KDVZ-Umzug

Arbeitsplatz oberhalb des Himmelspiegels

Foto: IKZ

Hemer.  Von einem Investitionsvolumen von neun Millionen Euro wird gesprochen, wenn die Kommunale Datenverarbeitungszentrale (KDVZ) vom Griesenbrauck aus nach Hemer zieht. Bürgermeister Michael Esken ist sehr glücklich, dass man sich seitens der Verbandsversammlung für den neuen Standort am Sauerlandpark entschlossen hat. Ein Umbau der Räumlichkeiten am Griesenbrauck hätte 15 Millionen Euro geschluckt.

So soll bereits im nächsten Jahr mit den Umbauarbeiten des großen Gebäudes oberhalb des Grohe-Forums begonnen werden, schon in 2014 will die KDVZ mit allen 200 Mitarbeitern nach Hemer ziehen. „Das ist eine herausfordernde Umbauphase“, weiß Michael Esken.

Eine verkehrliche Erschließung ist nicht notwendig, die Zufahrt zur KDVZ erfolgt über die Sonnenblumenallee. Das komplette Gelände der KDVZ wird eingezäunt, der Sauerlandpark bekommt in diesem Areal ein anderes Erscheinungsbild. Für die Besucher des Parks wird sich aber nichts ändern, und auch während der Umbauphase des neuen KDVZ-Domizils werde der Betrieb im Sauerlandpark nicht beeinträchtigt. Sagt Guido Forsting, Geschäftsführer der Sauerlandpark GmbH.

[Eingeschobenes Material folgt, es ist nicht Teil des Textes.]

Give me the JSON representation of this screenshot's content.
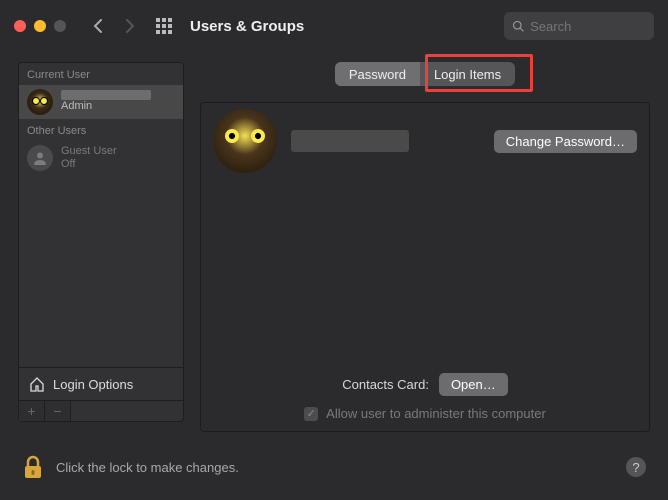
{
  "window": {
    "title": "Users & Groups",
    "search_placeholder": "Search"
  },
  "sidebar": {
    "current_label": "Current User",
    "other_label": "Other Users",
    "current_user": {
      "role": "Admin"
    },
    "guest": {
      "name": "Guest User",
      "status": "Off"
    },
    "login_options": "Login Options",
    "add": "+",
    "remove": "−"
  },
  "tabs": {
    "password": "Password",
    "login_items": "Login Items"
  },
  "main": {
    "change_password": "Change Password…",
    "contacts_label": "Contacts Card:",
    "open": "Open…",
    "admin_checkbox": "Allow user to administer this computer"
  },
  "footer": {
    "lock_text": "Click the lock to make changes.",
    "help": "?"
  }
}
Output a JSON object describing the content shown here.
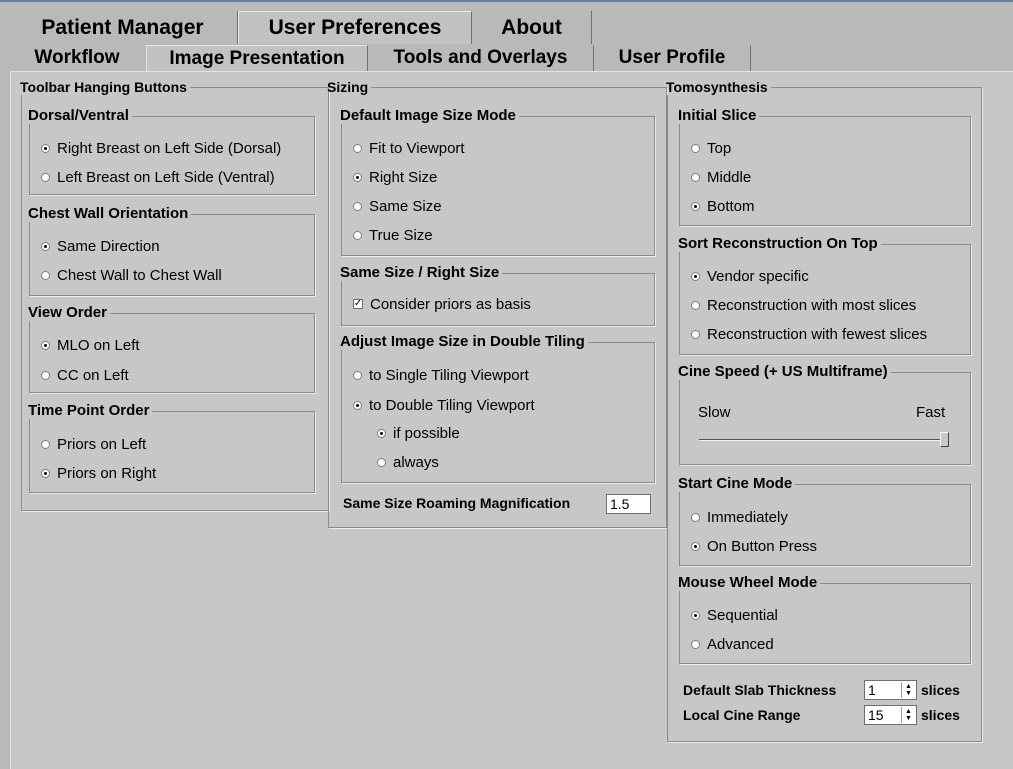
{
  "tabs_top": [
    {
      "label": "Patient Manager"
    },
    {
      "label": "User Preferences"
    },
    {
      "label": "About"
    }
  ],
  "tabs_sub": [
    {
      "label": "Workflow"
    },
    {
      "label": "Image Presentation"
    },
    {
      "label": "Tools and Overlays"
    },
    {
      "label": "User Profile"
    }
  ],
  "toolbar": {
    "title": "Toolbar Hanging Buttons",
    "dorsal": {
      "title": "Dorsal/Ventral",
      "options": [
        "Right Breast on Left Side (Dorsal)",
        "Left Breast on Left Side (Ventral)"
      ],
      "selected": 0
    },
    "chest": {
      "title": "Chest Wall Orientation",
      "options": [
        "Same Direction",
        "Chest Wall to Chest Wall"
      ],
      "selected": 0
    },
    "view": {
      "title": "View Order",
      "options": [
        "MLO on Left",
        "CC on Left"
      ],
      "selected": 0
    },
    "time": {
      "title": "Time Point Order",
      "options": [
        "Priors on Left",
        "Priors on Right"
      ],
      "selected": 1
    }
  },
  "sizing": {
    "title": "Sizing",
    "default_mode": {
      "title": "Default Image Size Mode",
      "options": [
        "Fit to Viewport",
        "Right Size",
        "Same Size",
        "True Size"
      ],
      "selected": 1
    },
    "same_right": {
      "title": "Same Size / Right Size",
      "check_label": "Consider priors as basis",
      "checked": true
    },
    "double": {
      "title": "Adjust Image Size in Double Tiling",
      "options": [
        "to Single Tiling Viewport",
        "to Double Tiling Viewport"
      ],
      "selected": 1,
      "sub_options": [
        "if possible",
        "always"
      ],
      "sub_selected": 0
    },
    "roaming_label": "Same Size Roaming Magnification",
    "roaming_value": "1.5"
  },
  "tomo": {
    "title": "Tomosynthesis",
    "initial": {
      "title": "Initial Slice",
      "options": [
        "Top",
        "Middle",
        "Bottom"
      ],
      "selected": 2
    },
    "sort": {
      "title": "Sort Reconstruction On Top",
      "options": [
        "Vendor specific",
        "Reconstruction with most slices",
        "Reconstruction with fewest slices"
      ],
      "selected": 0
    },
    "cine_speed": {
      "title": "Cine Speed (+ US Multiframe)",
      "slow": "Slow",
      "fast": "Fast",
      "value": 1.0
    },
    "start_cine": {
      "title": "Start Cine Mode",
      "options": [
        "Immediately",
        "On Button Press"
      ],
      "selected": 1
    },
    "wheel": {
      "title": "Mouse Wheel Mode",
      "options": [
        "Sequential",
        "Advanced"
      ],
      "selected": 0
    },
    "slab_label": "Default Slab Thickness",
    "slab_value": "1",
    "slab_unit": "slices",
    "range_label": "Local Cine Range",
    "range_value": "15",
    "range_unit": "slices"
  }
}
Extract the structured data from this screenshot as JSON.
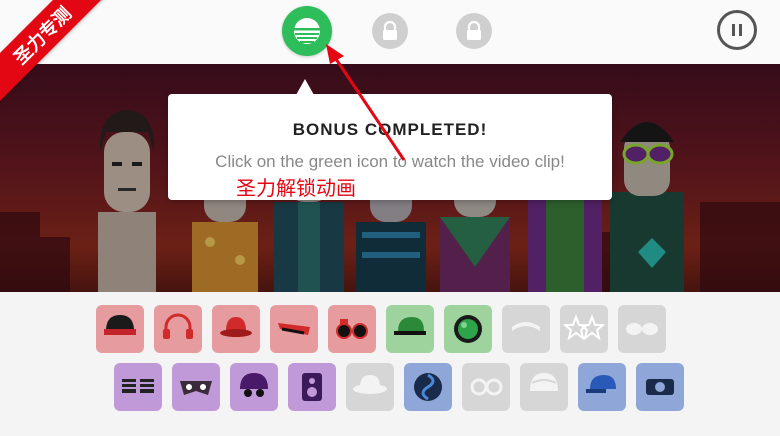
{
  "watermark": {
    "label": "圣力专测"
  },
  "top_buttons": {
    "bonus_icon": "bonus-video-icon",
    "lock_icon": "lock-icon",
    "pause_icon": "pause-icon"
  },
  "tooltip": {
    "title": "BONUS COMPLETED!",
    "message": "Click on the green icon to watch the video clip!"
  },
  "overlay_annotation": "圣力解锁动画",
  "colors": {
    "bonus_green": "#2dbd5a",
    "ribbon_red": "#e30613",
    "item_red": "#e69c9e",
    "item_green": "#9ed39e",
    "item_grey": "#d6d6d6",
    "item_purple": "#c09ad8",
    "item_blue": "#8ea6d8"
  },
  "sound_icons_row1": [
    {
      "name": "beanie-hat-icon",
      "color": "red"
    },
    {
      "name": "headphones-icon",
      "color": "red"
    },
    {
      "name": "bowler-hat-icon",
      "color": "red"
    },
    {
      "name": "visor-glasses-icon",
      "color": "red"
    },
    {
      "name": "round-glasses-icon",
      "color": "red"
    },
    {
      "name": "cap-icon",
      "color": "green"
    },
    {
      "name": "ball-icon",
      "color": "green"
    },
    {
      "name": "headband-icon",
      "color": "grey"
    },
    {
      "name": "star-glasses-icon",
      "color": "grey"
    },
    {
      "name": "goggles-icon",
      "color": "grey"
    }
  ],
  "sound_icons_row2": [
    {
      "name": "shutter-shades-icon",
      "color": "purple"
    },
    {
      "name": "mask-icon",
      "color": "purple"
    },
    {
      "name": "helmet-icon",
      "color": "purple"
    },
    {
      "name": "speaker-icon",
      "color": "purple"
    },
    {
      "name": "fedora-icon",
      "color": "grey"
    },
    {
      "name": "swirl-icon",
      "color": "blue"
    },
    {
      "name": "monocle-icon",
      "color": "grey"
    },
    {
      "name": "turban-icon",
      "color": "grey"
    },
    {
      "name": "baseball-cap-icon",
      "color": "blue"
    },
    {
      "name": "camera-icon",
      "color": "blue"
    }
  ]
}
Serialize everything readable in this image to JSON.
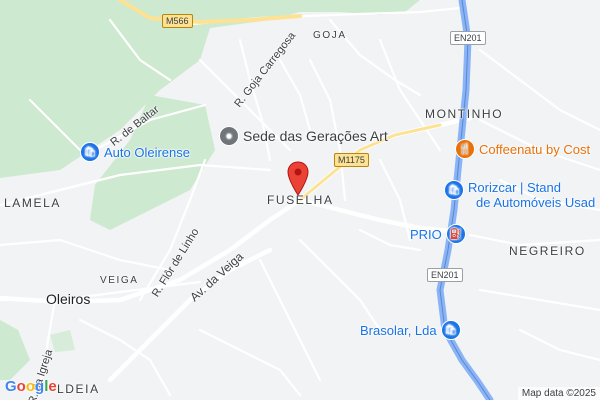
{
  "map": {
    "places": {
      "goja": "GOJA",
      "montinho": "MONTINHO",
      "lamela": "LAMELA",
      "fuselha": "FUSELHA",
      "negreiro": "NEGREIRO",
      "veiga": "VEIGA",
      "oleiros": "Oleiros",
      "aldeia": "LDEIA"
    },
    "streets": {
      "goja_carregosa": "R. Goja Carregosa",
      "baltar": "R. de Baltar",
      "flor_linho": "R. Flôr de Linho",
      "av_veiga": "Av. da Veiga",
      "igreja": "R. da Igreja"
    },
    "road_shields": {
      "m566": "M566",
      "m1175": "M1175",
      "en201_top": "EN201",
      "en201_bottom": "EN201"
    },
    "pois": {
      "auto_oleirense": {
        "label": "Auto Oleirense",
        "icon": "shopping-bag-icon",
        "color": "#1a73e8"
      },
      "sede": {
        "label": "Sede das Gerações Art",
        "icon": "landmark-icon",
        "color": "#70757a"
      },
      "coffeenatu": {
        "label": "Coffeenatu by Cost",
        "icon": "restaurant-icon",
        "color": "#e8710a"
      },
      "rorizcar": {
        "line1": "Rorizcar | Stand",
        "line2": "de Automóveis Usad",
        "icon": "shopping-bag-icon",
        "color": "#1a73e8"
      },
      "prio": {
        "label": "PRIO",
        "icon": "gas-station-icon",
        "color": "#1a73e8"
      },
      "brasolar": {
        "label": "Brasolar, Lda",
        "icon": "shopping-bag-icon",
        "color": "#1a73e8"
      }
    },
    "marker_color": "#ea4335",
    "attribution": "Map data ©2025",
    "logo": [
      "G",
      "o",
      "o",
      "g",
      "l",
      "e"
    ]
  }
}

Auch hat die KDVZ bereits jetzt genügend Parkplätze: 88 an der Zahl gibt es, das sind mehr, als vorgeschrieben sind. Jetzt geht es bereits in die Feinplanung, und nach Erteilung der Baugenehmigung kann es losgehen. „Ein echter Gewinn für die Stadt Hemer“, so Bürgermeister Michael Esken.

Die Leerstände auf dem früheren Kasernengelände verringern sich immer mehr, die Vermarktung der Gebäudekomplexe läuft gut.